Millet olarak biz, toplumun her katmanı, itici kuvvet, motive eden taraf olmalı değil miydik?
Dün, Selahaddin Eyyübi'yi motive eden anneler misali!
Nerede şimdi o anneler?
Yol kesen anneler!
Gençler, ''Selahaddin ne zaman Kudüs'e yürüyeceğiz'' diye ''racon kesiyor'' sesleniyordu!
Kudüs Haçlı işgalindeyken taban, sokaktaki adam, tarlasında çiftçisi vs, marangozu, kündekârı Mescid-i Aksa'ya konmak üzere minber inşa ediyordu!
Kādî el-Fâzıl Muhyiddîn gibi alimler Selahaddin'e omuz veriyor, alan açıyorlar, gecesini gündüzüne katarak ön alıyorlar, Fırat'tan Nil'e, Seyhan'dan Ceyhan'a oradan Maverâün-nehire vaazlarıyla toplumu hazırlıyorlardı.
Selahaddin ümmeti değil, tüm bir ümmet Selahaddin'i motive ediyordu!
Selahaddin'e ''Selahaddin bizi Kudüs'e götür'' diyorlardı!
''Selahaddin bu minberi Beyt'ul Makdis'e koy'' diyorlardı.
''Gül sularıyla yıka Aksamızı'' diyorlardı!
Siz ne dediniz, biz ne dedik şimdiye kadar?
Ne yaptınız? Ne yaptık?
Minber nerede?
Gül suları nerede?
Haykıran gençlik nerede?
Nerede çağın Kādî el-Fâzıl gibi alimleri, fikir ve düşünce adamları, ağır abiler, hocalar?
Bozukta olsa yalan yanlış işleyen saatlerimize inat, Kudüs’ü bir kol saati gibi taşıyacaktık oysa!
Hani yürüyecektik ve ayağımıza bir Kudüs gücü gelecekti?
Ve hatta yürüyecektik işaret aldığımızda ve bir millet yürüyecekti ne oldu?
Hani anne bir çocuktan bir Kudüs yapardı?
Hani Kudüs Ana'ydı?
Hani adam baba olunca içinde bir Kudüs canlanırdı?
Hani gökyüzünde yapılıp yeryüzüne indirilen şehirdi Kudüs?
Afrin harekatında ''Reis bizi Afrin'e götür'' diye slogan atan, haykıran ve kükreyen gençler; ''Reis bizi Gazze'ye götür'' diye her ilde her meydanda ses verecek mi misal?
''Bağırıyoruz, çağırıyoruz, slogan atıyoruz, kükrüyoruz da ne oluyor?'' deme!
Unutma ki her aslan, pençesini atmadan önce kükrer!
Bu toplum, bu ümmet; idarecileri ve yönetenleri Gazze'ye gitmediği için Gazze'ye gitmiyor değil.
Biz, Gazze'ye gitmediğimiz için gitmiyorlar, gidemiyorlar.

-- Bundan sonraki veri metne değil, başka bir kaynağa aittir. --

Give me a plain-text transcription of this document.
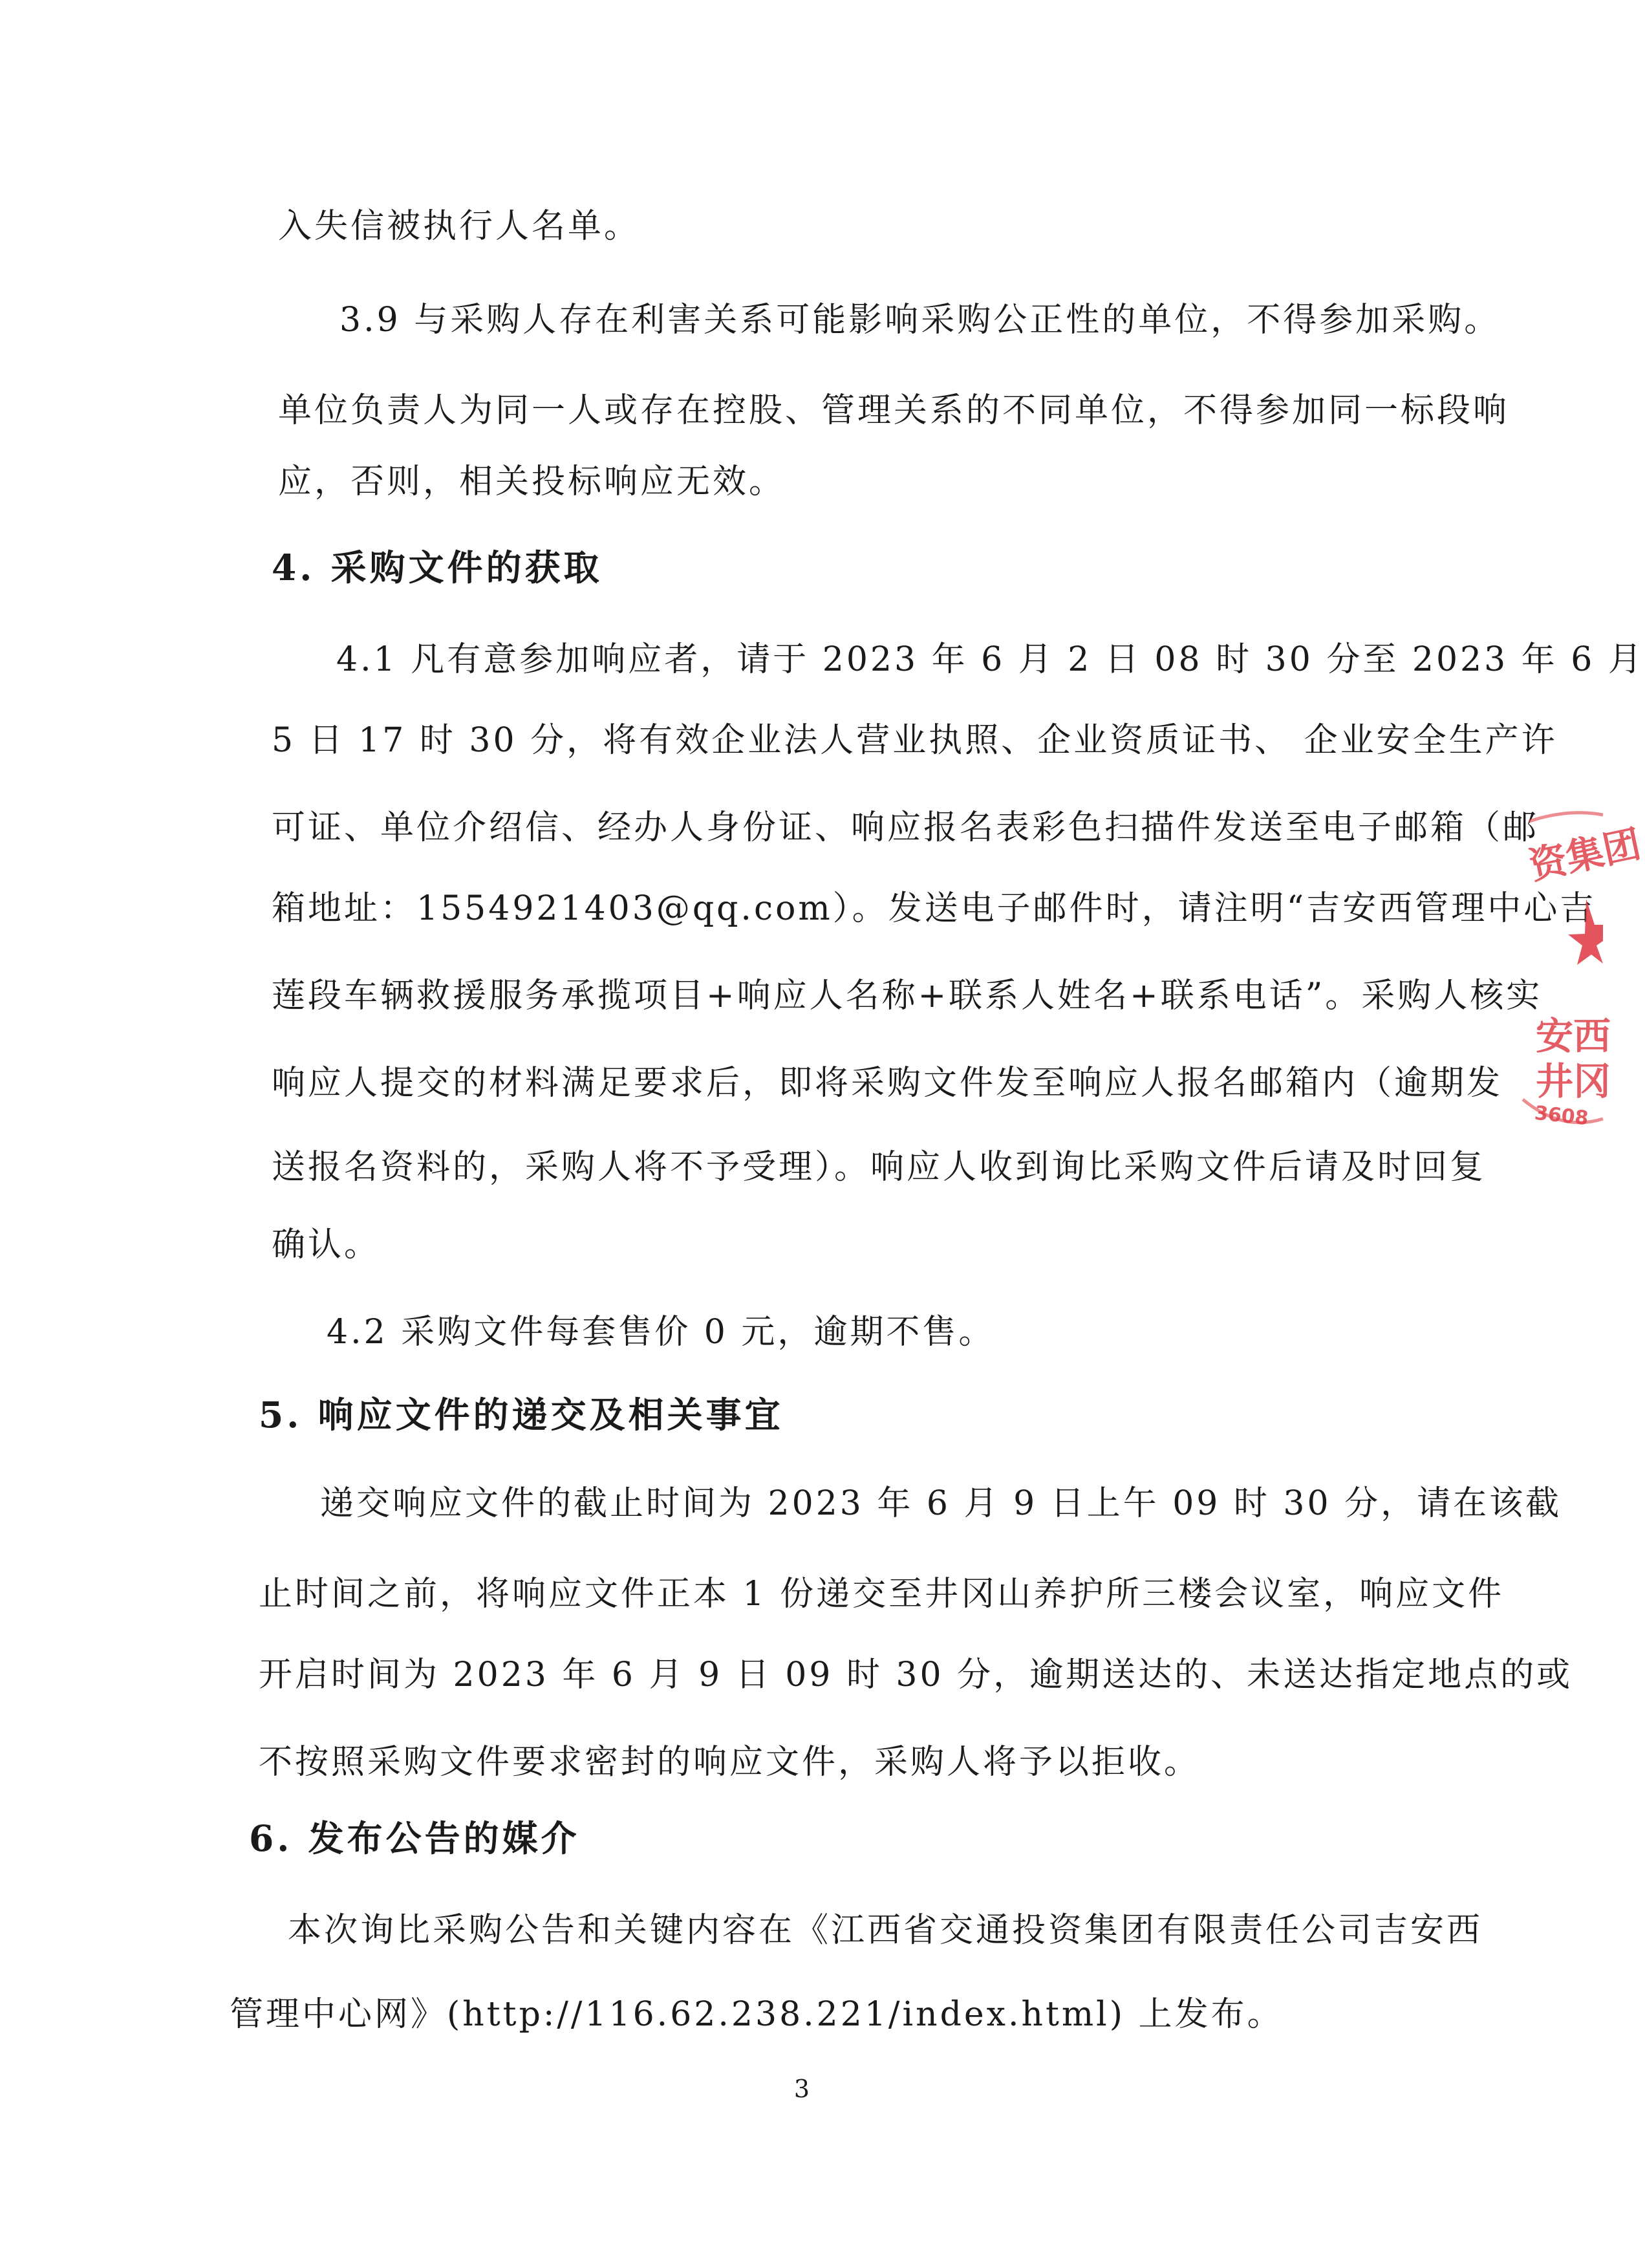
入失信被执行人名单。
3.9 与采购人存在利害关系可能影响采购公正性的单位，不得参加采购。
单位负责人为同一人或存在控股、管理关系的不同单位，不得参加同一标段响
应，否则，相关投标响应无效。
4. 采购文件的获取
4.1 凡有意参加响应者，请于 2023 年 6 月 2 日 08 时 30 分至 2023 年 6 月
5 日 17 时 30 分，将有效企业法人营业执照、企业资质证书、 企业安全生产许
可证、单位介绍信、经办人身份证、响应报名表彩色扫描件发送至电子邮箱（邮
箱地址：1554921403@qq.com）。发送电子邮件时，请注明“吉安西管理中心吉
莲段车辆救援服务承揽项目+响应人名称+联系人姓名+联系电话”。采购人核实
响应人提交的材料满足要求后，即将采购文件发至响应人报名邮箱内（逾期发
送报名资料的，采购人将不予受理）。响应人收到询比采购文件后请及时回复
确认。
4.2 采购文件每套售价 0 元，逾期不售。
5. 响应文件的递交及相关事宜
递交响应文件的截止时间为 2023 年 6 月 9 日上午 09 时 30 分，请在该截
止时间之前，将响应文件正本 1 份递交至井冈山养护所三楼会议室，响应文件
开启时间为 2023 年 6 月 9 日 09 时 30 分，逾期送达的、未送达指定地点的或
不按照采购文件要求密封的响应文件，采购人将予以拒收。
6. 发布公告的媒介
本次询比采购公告和关键内容在《江西省交通投资集团有限责任公司吉安西
管理中心网》(http://116.62.238.221/index.html) 上发布。
3
资集团
安西
井冈
3608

Allah, toplumuna göre idareci verir!
İdareciye göre toplum vermez!
Toplumda var olan niyet ve gayret cevheri; yöneticideki amel, aksiyon cevherini bileğler, azmetme kılıcını keskinleştirir!
Selahaddin olmaktan bahisle eğer ortada bir pâye varsa o da öncelikle bağrından çıktığı milletine ait olması lazım değil midir?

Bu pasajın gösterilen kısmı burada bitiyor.